Vancouver hasn’t been mathematically eliminated yet but it is inevitable with just 10 games to go and giving the remaining schedule and the team recently coming off a major COVID outbreak, it’s going to be a long 10 games.

According to SportsClubStats.Com, the Canucks playoff odds are now at 0.1%. That’s about the same odds of me becoming a millionaire in the next five years.

While the Canucks did manage to get on the score sheet three times and even made things interesting late, the Oilers simply outclassed them and had more energy. While Vancouver did show some glimpses of excitement, it wasn’t enough.

Here are three takeaways from the 5-3 loss.

Fatigue a factor….again

This is a recurring theme for the Canucks and will continue to be.

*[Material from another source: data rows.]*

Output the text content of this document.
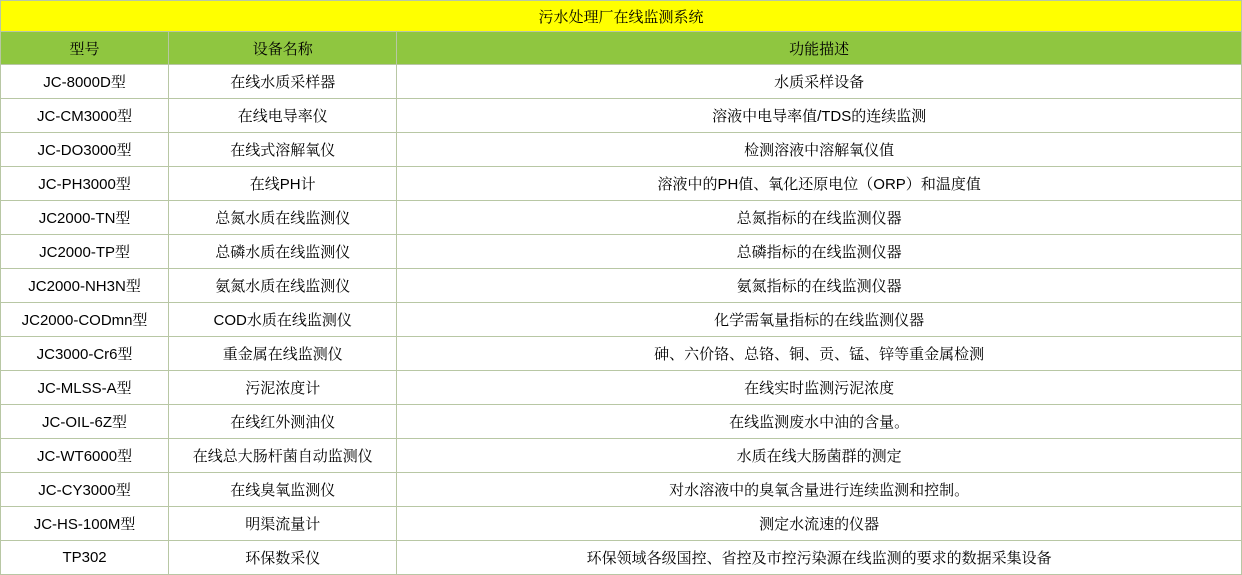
污水处理厂在线监测系统		
型号	设备名称	功能描述
JC-8000D型	在线水质采样器	水质采样设备
JC-CM3000型	在线电导率仪	溶液中电导率值/TDS的连续监测
JC-DO3000型	在线式溶解氧仪	检测溶液中溶解氧仪值
JC-PH3000型	在线PH计	溶液中的PH值、氧化还原电位（ORP）和温度值
JC2000-TN型	总氮水质在线监测仪	总氮指标的在线监测仪器
JC2000-TP型	总磷水质在线监测仪	总磷指标的在线监测仪器
JC2000-NH3N型	氨氮水质在线监测仪	氨氮指标的在线监测仪器
JC2000-CODmn型	COD水质在线监测仪	化学需氧量指标的在线监测仪器
JC3000-Cr6型	重金属在线监测仪	砷、六价铬、总铬、铜、贡、锰、锌等重金属检测
JC-MLSS-A型	污泥浓度计	在线实时监测污泥浓度
JC-OIL-6Z型	在线红外测油仪	在线监测废水中油的含量。
JC-WT6000型	在线总大肠杆菌自动监测仪	水质在线大肠菌群的测定
JC-CY3000型	在线臭氧监测仪	对水溶液中的臭氧含量进行连续监测和控制。
JC-HS-100M型	明渠流量计	测定水流速的仪器
TP302	环保数采仪	环保领域各级国控、省控及市控污染源在线监测的要求的数据采集设备
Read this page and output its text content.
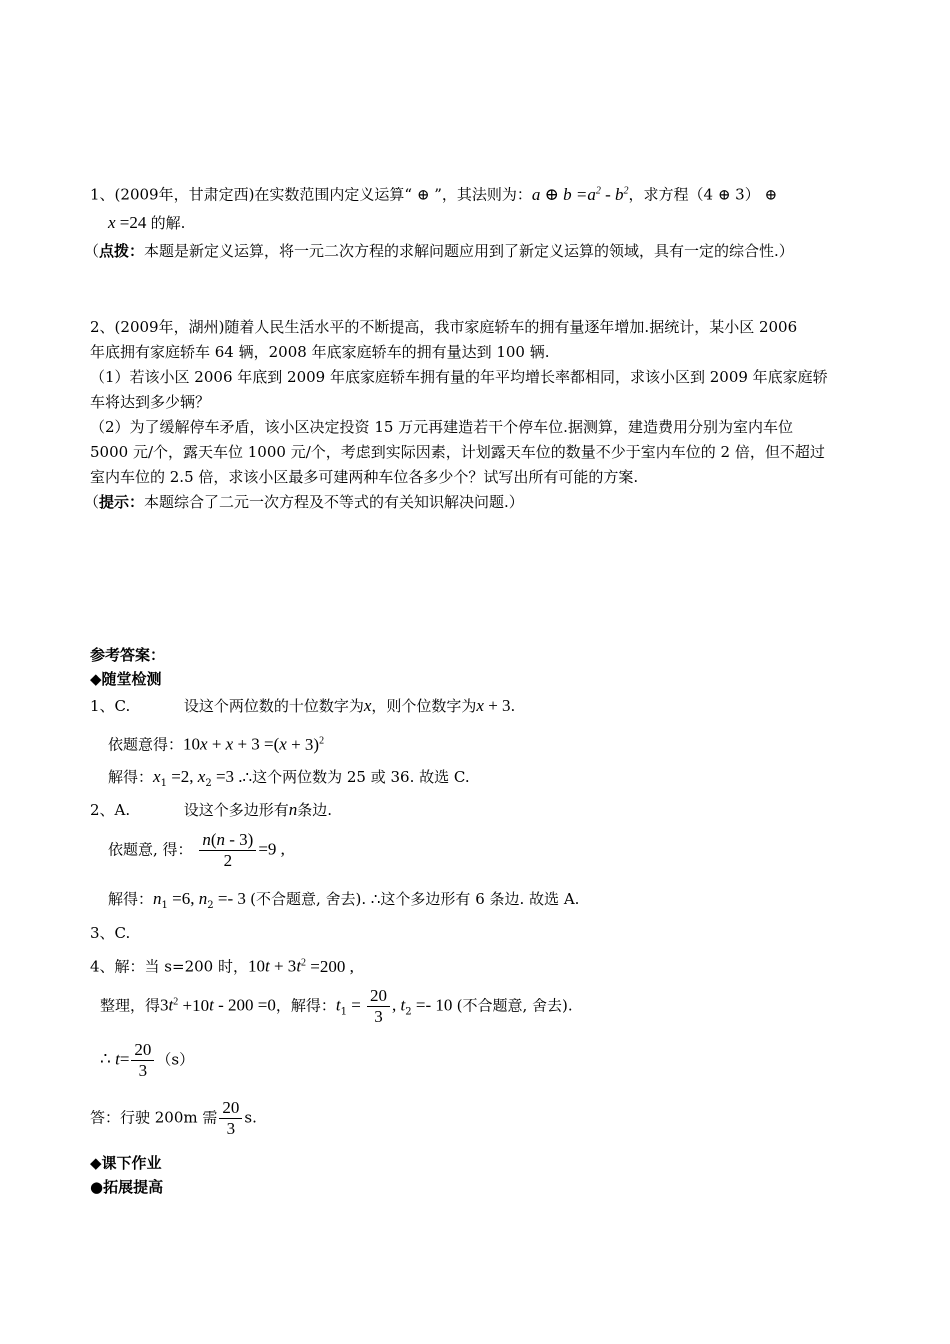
1、(2009年，甘肃定西)在实数范围内定义运算“ ⊕ ”，其法则为：a ⊕ $b =a^2 - b^2$，求方程（4 ⊕ 3） ⊕
x =24 的解.
（点拨：本题是新定义运算，将一元二次方程的求解问题应用到了新定义运算的领域，具有一定的综合性.）
2、(2009年，湖州)随着人民生活水平的不断提高，我市家庭轿车的拥有量逐年增加.据统计，某小区 2006
年底拥有家庭轿车 64 辆，2008 年底家庭轿车的拥有量达到 100 辆.
（1）若该小区 2006 年底到 2009 年底家庭轿车拥有量的年平均增长率都相同，求该小区到 2009 年底家庭轿
车将达到多少辆？
（2）为了缓解停车矛盾，该小区决定投资 15 万元再建造若干个停车位.据测算，建造费用分别为室内车位
5000 元/个，露天车位 1000 元/个，考虑到实际因素，计划露天车位的数量不少于室内车位的 2 倍，但不超过
室内车位的 2.5 倍，求该小区最多可建两种车位各多少个？试写出所有可能的方案.
（提示：本题综合了二元一次方程及不等式的有关知识解决问题.）
参考答案：
◆随堂检测
1、C.	设这个两位数的十位数字为x，则个位数字为x + 3.
依题意得：$10x + x + 3 =(x + 3)^2$
解得：$x_1 =2$, $x_2 =3$ .∴这个两位数为 25 或 36. 故选 C.
2、A.	设这个多边形有n条边.
依题意, 得： $\frac{n(n - 3)}{2} =9$ ,
解得：$n_1 =6$, $n_2 =- 3$ (不合题意, 舍去). ∴这个多边形有 6 条边. 故选 A.
3、C.
4、解：当 s=200 时，$10t + 3t^2 =200$ ,
整理，得$3t^2 +10t - 200 =0$，解得：$t_1 = \frac{20}{3}$ , $t_2 =- 10$ (不合题意, 舍去).
∴ $t= \frac{20}{3} (s)$
答：行驶 200m 需 $\frac{20}{3} s$.
◆课下作业
●拓展提高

To be fair, the Canucks did show some fight in the first period and in some parts of the second but the tank ran out.

They did get some good chances on Mikko Koskinen in the first and at some points of the game did show some good zone time.

Unfortunately, there were a lot of giveaways, odd-man rushes against and were being badly outshot by the Oilers. Vancouver really wasn’t winning a lot of the battles along the boards either and it felt like Edmonton had the puck about 90% of the time.

Quinn Hughes in particular did not look good defensively and he looked tired and lost out there.

The fatigue was also a factor in some poor defensive coverage.

After what the Canucks have gone through with the COVID outbreak and the schedule and the personnel on the ice, you can’t really be too hard on them.